What a stacked column chart does is it finds a total for a series. So, for example, we have Lemon, which had 3,933 sales bottles sold in the year 2008; and then in 2009 it had 5,442; and in 2010 it had over 14,000. What this does is it combines elements of a pie chart, which is a summary of contribution to a whole, with the column chart; you now have a visual indication of how much each of the three years contributes to the whole.

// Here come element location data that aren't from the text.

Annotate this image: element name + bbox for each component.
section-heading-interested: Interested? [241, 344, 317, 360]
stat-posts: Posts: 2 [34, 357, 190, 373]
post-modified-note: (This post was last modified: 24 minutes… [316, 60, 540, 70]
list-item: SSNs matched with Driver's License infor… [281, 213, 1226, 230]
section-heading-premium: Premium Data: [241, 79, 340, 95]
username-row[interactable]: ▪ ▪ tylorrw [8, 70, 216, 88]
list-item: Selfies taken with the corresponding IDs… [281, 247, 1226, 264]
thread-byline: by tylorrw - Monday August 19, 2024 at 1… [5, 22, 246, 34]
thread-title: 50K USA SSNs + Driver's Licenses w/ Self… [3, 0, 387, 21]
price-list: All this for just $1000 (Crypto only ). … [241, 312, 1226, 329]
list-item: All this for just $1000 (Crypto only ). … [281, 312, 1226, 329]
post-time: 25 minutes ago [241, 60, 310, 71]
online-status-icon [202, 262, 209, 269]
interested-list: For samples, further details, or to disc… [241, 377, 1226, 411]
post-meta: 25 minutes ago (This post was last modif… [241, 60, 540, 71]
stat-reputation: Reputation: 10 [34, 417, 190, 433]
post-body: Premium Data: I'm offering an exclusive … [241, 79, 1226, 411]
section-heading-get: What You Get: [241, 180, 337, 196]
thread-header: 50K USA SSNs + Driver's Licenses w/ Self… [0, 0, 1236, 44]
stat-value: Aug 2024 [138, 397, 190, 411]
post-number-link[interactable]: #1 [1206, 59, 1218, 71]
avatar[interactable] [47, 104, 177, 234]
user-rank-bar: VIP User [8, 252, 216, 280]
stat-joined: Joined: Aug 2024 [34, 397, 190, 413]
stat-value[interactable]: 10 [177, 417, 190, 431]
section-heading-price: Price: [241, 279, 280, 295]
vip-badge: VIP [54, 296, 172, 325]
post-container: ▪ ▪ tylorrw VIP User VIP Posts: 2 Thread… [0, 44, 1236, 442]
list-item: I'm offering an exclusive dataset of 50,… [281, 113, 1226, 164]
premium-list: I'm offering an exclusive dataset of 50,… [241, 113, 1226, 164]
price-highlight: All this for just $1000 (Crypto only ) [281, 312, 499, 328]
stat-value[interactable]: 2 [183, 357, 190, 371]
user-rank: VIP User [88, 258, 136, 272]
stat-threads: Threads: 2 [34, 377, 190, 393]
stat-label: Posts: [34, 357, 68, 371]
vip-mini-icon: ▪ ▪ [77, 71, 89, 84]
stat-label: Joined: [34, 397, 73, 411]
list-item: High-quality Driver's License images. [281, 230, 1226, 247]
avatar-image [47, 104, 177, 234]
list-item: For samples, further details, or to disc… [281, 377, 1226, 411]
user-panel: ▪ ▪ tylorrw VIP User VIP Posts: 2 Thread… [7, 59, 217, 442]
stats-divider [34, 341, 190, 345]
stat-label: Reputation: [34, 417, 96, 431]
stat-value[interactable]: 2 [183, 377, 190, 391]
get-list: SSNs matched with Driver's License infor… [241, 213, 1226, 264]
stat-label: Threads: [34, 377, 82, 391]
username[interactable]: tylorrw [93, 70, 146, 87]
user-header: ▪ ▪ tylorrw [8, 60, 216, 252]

You can also evaluate how each infusion is selling vis-a-vis the others. So, for example, it looks like it's a close race between Rosemary and Mandarin, Lemon is in third and Jalapeno is in fourth. The other type of chart I'd like to talk about is a bar chart. A bar chart is just like a column chart, except it's flipped on its side. So, I will delete this chart, and rather than work with this rather complex chart down here, I will create a bar chart and make it a clustered bar chart.
So in this case, you see that I have the same data, except that now it's laid out on its side. So, we have the categories here along the vertical axis, and we have the number of bottles sold along the horizontal axis, and then the bars within the chart give you a visual indication of the relative values. Now, why would you use a bar chart as opposed to a column chart? As I said, column charts are great for comparing data across categories; bar charts are typically used when you're evaluating time. So, for example, if instead of bottles sold the values, that you were evaluating within this chart were say the time spent on the project, because we tend to think of time as flowing from left to right and read from left to right in many western cultures, bar charts are often used in business as a way of indicating how much time will be spent on a project.
So, for example, phase 1 of our project might be the first bar, phase 2 of our project should be the second, and so on. Column and bar charts help you summarize categories of data. If your data represents time, such as elements of a project, consider using a bar chart. In almost every other case though, a column chart will be your best bet.